Italian investigators found that 87% of patients with HHV-6 reactivations went on to develop a CMV infection. On the other hand, in patients who did not reactivate with HHV-6, only 33% developed an active CMV infection.
Only 11% of HHV-6 reactivated patients with poor immune reconstitution survived compared to 63% in patients with higher levels of T cells (or over 200 CD3+ lymphocytes per microliter).
A Spanish study of drug-induced eosinophilia found that early hypogammaglobulinemia was associated with subsequent HHV-6 reactivation in patients with severe drug hypersensitivity syndromes. This study of 274 cases at La Paz University Hospital in Madrid confirms earlier reports from Japan and France that described transient reductions of total IgG at the outset of drug hypersensitivity reactions leading to HHV-6 reactivation.
A group from Baylor College of Medicine reviewed the efficacy of treating viral infections in transplant patients with primary immunodeficiencies using their viral-specific T lymphocytes. A total of 36 patients were treated with these immunotherapy infusions before or after undergoing hematopoietic stem cell transplantation, and a complete or partial antiviral response were seen in 86% of patients with CMV, 76% of patients with EBV and all patients with adenovirus or HHV-6.
Instead of using the traditional epitope mapping approach to identify major targets of the T cell response to a complex pathogen, a group from the University of Massachusetts used mass spectrometry to identify viral proteins associated with immunodominant antigens.
In a French study of 366 adult allogenic hematopeietic stem cell transplantation (aHSCT) recipients CD8+ T cell recovery was significantly reduced in patients with HHV-6 reactivation.
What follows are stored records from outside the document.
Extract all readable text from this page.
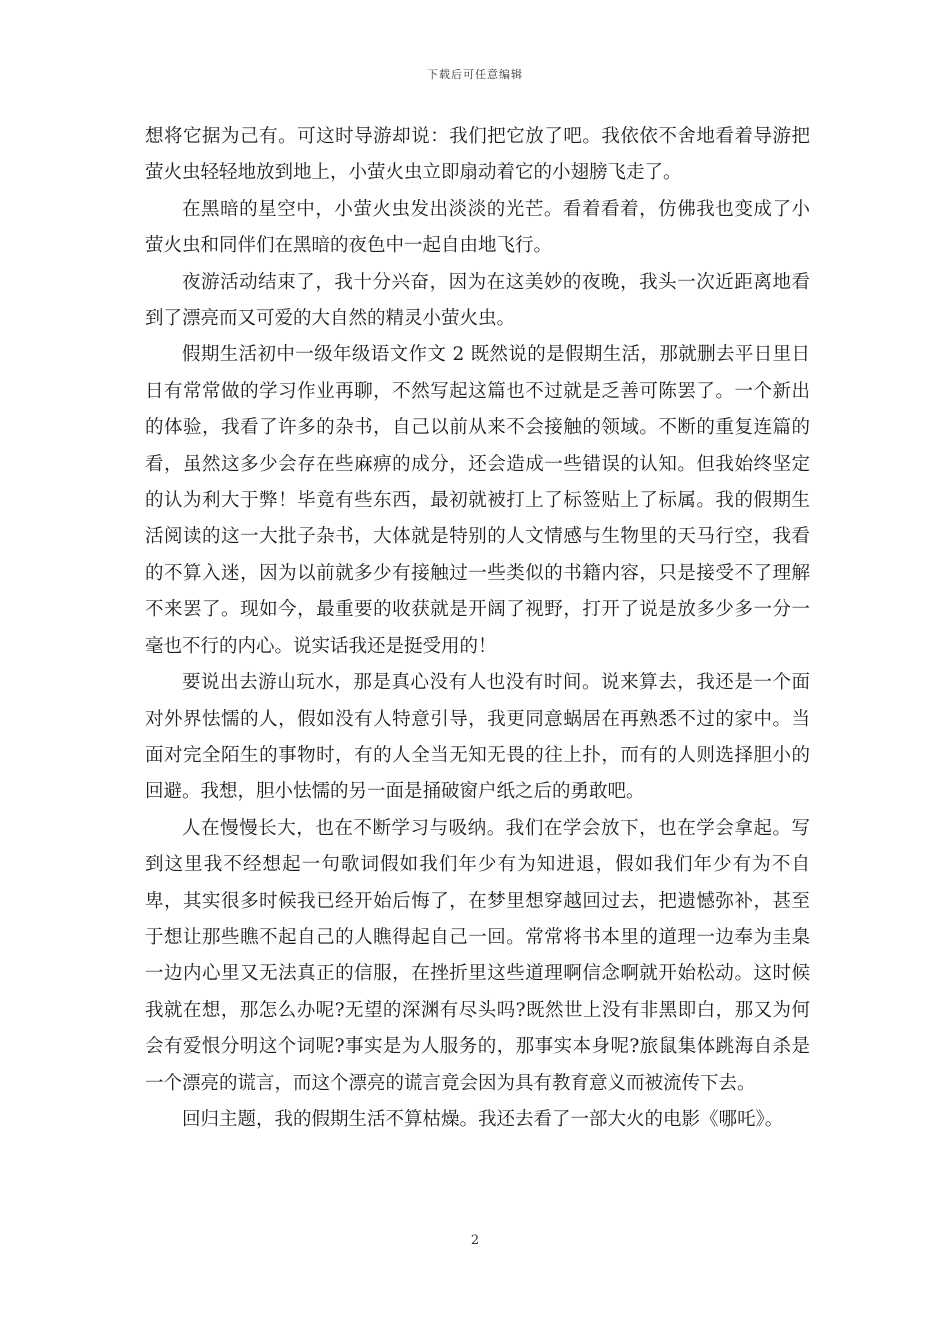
下载后可任意编辑

想将它据为己有。可这时导游却说：我们把它放了吧。我依依不舍地看着导游把萤火虫轻轻地放到地上，小萤火虫立即扇动着它的小翅膀飞走了。

在黑暗的星空中，小萤火虫发出淡淡的光芒。看着看着，仿佛我也变成了小萤火虫和同伴们在黑暗的夜色中一起自由地飞行。

夜游活动结束了，我十分兴奋，因为在这美妙的夜晚，我头一次近距离地看到了漂亮而又可爱的大自然的精灵小萤火虫。

假期生活初中一级年级语文作文 2 既然说的是假期生活，那就删去平日里日日有常常做的学习作业再聊，不然写起这篇也不过就是乏善可陈罢了。一个新出的体验，我看了许多的杂书，自己以前从来不会接触的领域。不断的重复连篇的看，虽然这多少会存在些麻痹的成分，还会造成一些错误的认知。但我始终坚定的认为利大于弊！毕竟有些东西，最初就被打上了标签贴上了标属。我的假期生活阅读的这一大批子杂书，大体就是特别的人文情感与生物里的天马行空，我看的不算入迷，因为以前就多少有接触过一些类似的书籍内容，只是接受不了理解不来罢了。现如今，最重要的收获就是开阔了视野，打开了说是放多少多一分一毫也不行的内心。说实话我还是挺受用的！

要说出去游山玩水，那是真心没有人也没有时间。说来算去，我还是一个面对外界怯懦的人，假如没有人特意引导，我更同意蜗居在再熟悉不过的家中。当面对完全陌生的事物时，有的人全当无知无畏的往上扑，而有的人则选择胆小的回避。我想，胆小怯懦的另一面是捅破窗户纸之后的勇敢吧。

人在慢慢长大，也在不断学习与吸纳。我们在学会放下，也在学会拿起。写到这里我不经想起一句歌词假如我们年少有为知进退，假如我们年少有为不自卑，其实很多时候我已经开始后悔了，在梦里想穿越回过去，把遗憾弥补，甚至于想让那些瞧不起自己的人瞧得起自己一回。常常将书本里的道理一边奉为圭臬一边内心里又无法真正的信服，在挫折里这些道理啊信念啊就开始松动。这时候我就在想，那怎么办呢?无望的深渊有尽头吗?既然世上没有非黑即白，那又为何会有爱恨分明这个词呢?事实是为人服务的，那事实本身呢?旅鼠集体跳海自杀是一个漂亮的谎言，而这个漂亮的谎言竟会因为具有教育意义而被流传下去。

回归主题，我的假期生活不算枯燥。我还去看了一部大火的电影《哪吒》。

2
HHV-6 reactivation was also associated with reduced survival and increased infections of CMV and BKV.
In an article published in the Pediatric Infectious Disease Journal, Tetsushi Yoshikawa’s team from Fujita Health University School of Medicine determined that the severe neutropenia in primary HHV-6B infection is tied to reduced platelet counts, lower RANTES and higher levels of MCP-1, MIG and IP-10.
A group of investigators in Japan have determined that HMGB-1, an inflammatory cytokine released in response to trauma, stress, and surgery, is highly elevated in DIHS/DRESS patients.